Mengapa menolak? Sebab, rata-rata penghuni Argorejo mengontrak rumah di kawasan tersebut. Para penghuni rumah hiburan di Argorejo hampir semuanya pendatang. “Ada yang dari Jepara, Wonogiri, Gunungkidul, Solo dan lain-lain. Mereka di sini mengontrak rumah. Mengapa menolak? Ya, karena kalau mendadak digusur mengalami kerugian besar. Sebab, biaya kontrak rumah di sini terbilang mahal, yakni berkisar Rp 100 juta per tahun. Pemilik rumah yang asli biasanya membeli rumah di tempat lain,” bebernya.

Jika rencana penutupan itu benar dilakukan, ia tidak bisa berbuat banyak. Mau tidak mau harus mengikuti program pemerintah. “Tetapi setidaknya kami meminta keringanan hingga 2019, ‘kersane angsal duit rumiyin’ (biar mendapat uang dulu),” kata Mami.

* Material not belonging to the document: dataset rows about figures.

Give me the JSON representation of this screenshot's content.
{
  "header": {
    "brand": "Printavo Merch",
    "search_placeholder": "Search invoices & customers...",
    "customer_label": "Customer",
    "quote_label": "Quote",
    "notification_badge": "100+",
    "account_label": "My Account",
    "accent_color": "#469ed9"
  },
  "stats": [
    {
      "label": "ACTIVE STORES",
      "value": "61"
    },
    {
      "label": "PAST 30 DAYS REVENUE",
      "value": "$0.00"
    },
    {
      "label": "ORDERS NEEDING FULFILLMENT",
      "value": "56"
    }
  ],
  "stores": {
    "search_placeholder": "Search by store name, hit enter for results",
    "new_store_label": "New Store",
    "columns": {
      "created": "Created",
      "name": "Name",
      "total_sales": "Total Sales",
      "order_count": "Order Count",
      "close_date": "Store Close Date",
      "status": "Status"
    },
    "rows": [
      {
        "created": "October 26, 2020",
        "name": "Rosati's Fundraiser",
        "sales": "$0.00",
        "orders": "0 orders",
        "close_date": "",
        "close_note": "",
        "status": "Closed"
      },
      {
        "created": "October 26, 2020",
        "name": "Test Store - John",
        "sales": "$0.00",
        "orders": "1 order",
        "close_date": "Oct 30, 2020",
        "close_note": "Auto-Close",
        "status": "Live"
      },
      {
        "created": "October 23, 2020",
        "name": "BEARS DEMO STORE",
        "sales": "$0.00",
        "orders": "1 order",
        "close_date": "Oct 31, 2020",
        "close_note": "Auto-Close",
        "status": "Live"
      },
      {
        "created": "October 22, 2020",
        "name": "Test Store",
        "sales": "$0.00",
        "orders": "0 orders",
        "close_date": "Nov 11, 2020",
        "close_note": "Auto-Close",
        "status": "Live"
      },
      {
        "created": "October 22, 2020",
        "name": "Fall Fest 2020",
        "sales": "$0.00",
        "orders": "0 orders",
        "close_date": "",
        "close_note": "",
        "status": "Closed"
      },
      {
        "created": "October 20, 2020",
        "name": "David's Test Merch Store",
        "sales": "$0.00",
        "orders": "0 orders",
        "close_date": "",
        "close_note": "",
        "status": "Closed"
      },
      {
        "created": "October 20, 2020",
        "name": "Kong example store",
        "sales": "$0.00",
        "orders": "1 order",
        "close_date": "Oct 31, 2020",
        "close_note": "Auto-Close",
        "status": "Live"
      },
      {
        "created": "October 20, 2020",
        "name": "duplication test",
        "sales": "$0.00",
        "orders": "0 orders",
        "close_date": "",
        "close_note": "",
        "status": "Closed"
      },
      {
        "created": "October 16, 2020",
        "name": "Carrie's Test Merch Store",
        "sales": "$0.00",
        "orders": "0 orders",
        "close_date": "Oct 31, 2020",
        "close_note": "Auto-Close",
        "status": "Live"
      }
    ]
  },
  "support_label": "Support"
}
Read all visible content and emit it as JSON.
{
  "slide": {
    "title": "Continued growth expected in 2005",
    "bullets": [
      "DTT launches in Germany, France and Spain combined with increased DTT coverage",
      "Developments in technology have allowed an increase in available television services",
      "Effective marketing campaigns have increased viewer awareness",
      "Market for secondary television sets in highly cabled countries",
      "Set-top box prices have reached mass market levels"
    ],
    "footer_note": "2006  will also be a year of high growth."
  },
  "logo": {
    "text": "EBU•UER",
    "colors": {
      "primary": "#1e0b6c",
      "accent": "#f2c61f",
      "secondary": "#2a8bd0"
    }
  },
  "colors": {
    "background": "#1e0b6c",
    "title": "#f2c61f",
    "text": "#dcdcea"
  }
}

Di lokasi Argorejo, sedikitnya terdapat 177 wisma karaoke, dikelola oleh 158 mucikari dan sebanyak 487 wanita pekerja seks komersial (PSK) tersebar di 6 RT, dengan lahan seluas 3,5 hektare. Tidak hanya itu, bisnis prostitusi ini memiliki mata rantai ekonomi ribuan orang. Sedikitnya ada 240 tenaga operator karaoke, puluhan tukang laundry, toko kelontong dan ratusan pedagang kaki lima (PKL). Data tersebut adalah yang tercatat oleh pengurus Resosialisasi Argorejo.

Selain itu, masih terdapat ratusan wanita yang bekerja sebagai pemandu karaoke freelance yang tidak terdata oleh pengurus. Diperkirakan, transaksi uang per hari rata-rata tak kurang dari Rp 500 juta. Dalam satu bulan, terdapat transaksi keuangan kurang lebih Rp 15 miliar di tempat lokalisasi ini.